Un homme dans un étui

La meilleure traduction d’une langue à une autre n’est pas toujours la plus lisse. Christiane Veschambre me donnerait raison dans son livre Basse langue (voir ici, billet du 5 novembre). Ce qu’il faut s’efforcer de retrouver, suggère-t-elle, ce sont « les tripes » du texte original : « Changez la grammaire tant que vous voulez, mais laissez-y les tripes », dit le fantôme du capitaine Gregg à Mrs Muir en lui dictant ses Mémoires dans le film de Mankiewicz (p. 126).

Une de mes nouvelles préférées de Tchekhov est celle qui s’intitule en Pléiade, dans la traduction d’Edouard Parayre : L’Homme à l’étui. Or, la première fois que j’ai lu ce remarquable récit, c’est en collection Librio dans la traduction de Colette Stoïanov sous le titre : Un Homme dans un étui (dernière nouvelle du recueil La Salle n° 6).

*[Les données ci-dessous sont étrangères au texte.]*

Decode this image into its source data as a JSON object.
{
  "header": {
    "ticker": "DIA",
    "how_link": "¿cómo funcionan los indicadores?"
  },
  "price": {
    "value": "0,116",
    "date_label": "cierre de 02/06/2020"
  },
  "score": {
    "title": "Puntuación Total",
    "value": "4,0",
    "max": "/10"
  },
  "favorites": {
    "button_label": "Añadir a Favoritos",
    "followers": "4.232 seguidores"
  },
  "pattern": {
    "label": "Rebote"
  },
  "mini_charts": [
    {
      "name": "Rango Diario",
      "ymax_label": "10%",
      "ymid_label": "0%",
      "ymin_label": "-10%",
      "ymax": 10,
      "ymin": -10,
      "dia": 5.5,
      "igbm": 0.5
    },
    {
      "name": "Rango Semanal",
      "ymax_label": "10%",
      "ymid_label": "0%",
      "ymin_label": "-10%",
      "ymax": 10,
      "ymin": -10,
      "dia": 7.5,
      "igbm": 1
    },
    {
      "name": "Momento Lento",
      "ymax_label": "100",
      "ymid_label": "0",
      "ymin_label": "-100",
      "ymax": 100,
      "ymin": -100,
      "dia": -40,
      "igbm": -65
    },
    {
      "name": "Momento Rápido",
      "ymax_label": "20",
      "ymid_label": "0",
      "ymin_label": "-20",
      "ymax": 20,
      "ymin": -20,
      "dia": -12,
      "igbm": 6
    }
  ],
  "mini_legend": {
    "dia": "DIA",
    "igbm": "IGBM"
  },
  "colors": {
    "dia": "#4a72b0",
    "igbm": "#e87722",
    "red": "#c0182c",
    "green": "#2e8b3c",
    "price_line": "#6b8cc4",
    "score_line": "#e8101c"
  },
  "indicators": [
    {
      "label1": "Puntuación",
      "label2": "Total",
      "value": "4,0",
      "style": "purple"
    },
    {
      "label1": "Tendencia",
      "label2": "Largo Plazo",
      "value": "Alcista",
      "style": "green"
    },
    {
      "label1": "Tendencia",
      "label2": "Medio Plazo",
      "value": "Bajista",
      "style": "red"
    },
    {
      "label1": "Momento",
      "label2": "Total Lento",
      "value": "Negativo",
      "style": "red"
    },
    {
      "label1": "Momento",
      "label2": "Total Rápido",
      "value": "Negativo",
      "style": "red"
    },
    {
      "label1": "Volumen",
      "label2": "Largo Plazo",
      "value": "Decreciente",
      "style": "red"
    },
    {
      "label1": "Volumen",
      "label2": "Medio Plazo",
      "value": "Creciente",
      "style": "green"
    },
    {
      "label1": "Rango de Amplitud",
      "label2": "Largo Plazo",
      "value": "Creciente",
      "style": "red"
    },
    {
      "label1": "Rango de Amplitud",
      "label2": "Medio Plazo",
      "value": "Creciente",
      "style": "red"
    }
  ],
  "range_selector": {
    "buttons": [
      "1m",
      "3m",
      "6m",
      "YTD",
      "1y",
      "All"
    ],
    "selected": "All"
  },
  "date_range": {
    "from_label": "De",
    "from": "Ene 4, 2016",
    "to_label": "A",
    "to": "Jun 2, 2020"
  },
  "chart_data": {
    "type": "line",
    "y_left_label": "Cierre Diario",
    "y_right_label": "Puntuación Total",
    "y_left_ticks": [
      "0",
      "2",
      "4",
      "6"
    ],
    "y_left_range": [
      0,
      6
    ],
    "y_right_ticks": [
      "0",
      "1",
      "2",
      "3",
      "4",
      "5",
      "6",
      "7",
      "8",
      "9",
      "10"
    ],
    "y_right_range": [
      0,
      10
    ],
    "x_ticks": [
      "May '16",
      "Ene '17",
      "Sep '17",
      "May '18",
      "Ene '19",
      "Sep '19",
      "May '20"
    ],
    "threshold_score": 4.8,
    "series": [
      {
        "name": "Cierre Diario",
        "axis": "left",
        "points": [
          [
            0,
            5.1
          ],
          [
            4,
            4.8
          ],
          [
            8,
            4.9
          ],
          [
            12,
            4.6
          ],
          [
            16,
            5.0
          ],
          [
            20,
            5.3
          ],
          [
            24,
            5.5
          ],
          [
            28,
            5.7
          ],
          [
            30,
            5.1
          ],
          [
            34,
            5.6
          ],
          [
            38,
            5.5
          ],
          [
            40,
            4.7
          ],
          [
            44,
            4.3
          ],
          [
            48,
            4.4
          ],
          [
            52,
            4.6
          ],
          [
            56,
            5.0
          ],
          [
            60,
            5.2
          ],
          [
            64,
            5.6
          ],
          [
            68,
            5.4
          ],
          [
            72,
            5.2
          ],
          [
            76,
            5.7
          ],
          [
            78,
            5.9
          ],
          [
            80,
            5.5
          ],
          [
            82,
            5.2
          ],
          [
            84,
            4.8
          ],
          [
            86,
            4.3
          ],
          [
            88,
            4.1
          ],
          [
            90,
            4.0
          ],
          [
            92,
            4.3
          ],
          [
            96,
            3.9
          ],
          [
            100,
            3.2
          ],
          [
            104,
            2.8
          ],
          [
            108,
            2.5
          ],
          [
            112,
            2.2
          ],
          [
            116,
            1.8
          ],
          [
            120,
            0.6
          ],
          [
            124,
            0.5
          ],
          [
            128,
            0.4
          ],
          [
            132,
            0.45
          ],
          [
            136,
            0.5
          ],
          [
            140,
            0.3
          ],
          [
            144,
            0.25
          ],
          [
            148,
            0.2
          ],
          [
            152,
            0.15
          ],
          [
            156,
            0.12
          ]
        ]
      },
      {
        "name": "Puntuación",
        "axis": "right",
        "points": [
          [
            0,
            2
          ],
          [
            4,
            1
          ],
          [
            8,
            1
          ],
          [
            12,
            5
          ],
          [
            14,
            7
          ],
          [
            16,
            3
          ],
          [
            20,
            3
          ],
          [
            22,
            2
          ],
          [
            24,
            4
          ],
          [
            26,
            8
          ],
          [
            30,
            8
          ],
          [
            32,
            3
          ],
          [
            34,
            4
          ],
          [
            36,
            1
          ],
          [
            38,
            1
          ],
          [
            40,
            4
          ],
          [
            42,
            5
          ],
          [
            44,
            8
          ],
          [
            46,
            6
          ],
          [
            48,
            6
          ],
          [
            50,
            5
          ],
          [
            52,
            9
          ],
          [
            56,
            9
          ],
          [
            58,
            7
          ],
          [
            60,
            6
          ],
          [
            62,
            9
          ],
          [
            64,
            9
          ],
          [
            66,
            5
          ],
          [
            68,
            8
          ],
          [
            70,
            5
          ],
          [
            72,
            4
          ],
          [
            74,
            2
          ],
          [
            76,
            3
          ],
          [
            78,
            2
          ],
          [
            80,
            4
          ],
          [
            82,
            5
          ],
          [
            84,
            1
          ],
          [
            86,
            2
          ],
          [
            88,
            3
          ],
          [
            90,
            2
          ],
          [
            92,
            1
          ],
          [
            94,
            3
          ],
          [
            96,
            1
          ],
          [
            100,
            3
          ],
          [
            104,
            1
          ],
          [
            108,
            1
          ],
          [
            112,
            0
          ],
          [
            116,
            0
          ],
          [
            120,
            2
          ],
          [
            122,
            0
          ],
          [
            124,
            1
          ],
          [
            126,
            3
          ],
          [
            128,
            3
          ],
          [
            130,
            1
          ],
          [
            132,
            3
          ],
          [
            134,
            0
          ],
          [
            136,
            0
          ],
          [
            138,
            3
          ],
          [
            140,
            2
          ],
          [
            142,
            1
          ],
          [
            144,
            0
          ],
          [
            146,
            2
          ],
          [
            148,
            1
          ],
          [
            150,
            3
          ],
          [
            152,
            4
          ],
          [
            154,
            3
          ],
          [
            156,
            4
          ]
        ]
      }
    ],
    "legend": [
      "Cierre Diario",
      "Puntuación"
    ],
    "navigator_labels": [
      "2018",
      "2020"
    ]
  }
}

L’indéfini « un », et surtout la  préposition « dans », plus inattendue et grumeleuse que le plat « à » sans tripes, correspond également mieux au contenu de cette histoire d’un professeur de grec enfermé dans son savoir comme dans les bottes en caoutchouc qu’il porte hiver comme été (un homme qui ne supporte justement pas le moindre grumeau). Vérification faite auprès d’une russophone, la préposition employée par Tchekhov est bien « dans ». Or ce n’est pas du tout la même chose de se ranger soi-même dans une housse protectrice et de posséder un étui comme un attribut extérieur à soi.

Un coup d’œil sur internet me fait découvrir avec chagrin que L’homme à l’étui, traduction qu’avait, avant Edouard Parayre, choisie Denis Roche (le traducteur limousin), est apparemment le titre consacré. Je n’ai pas encore trouvé de trace d’une traduction d’André Markowicz pour ce récit, mais peut-être viendra-t-elle bientôt nous offrir quelques bons grumeaux de pâte de langue.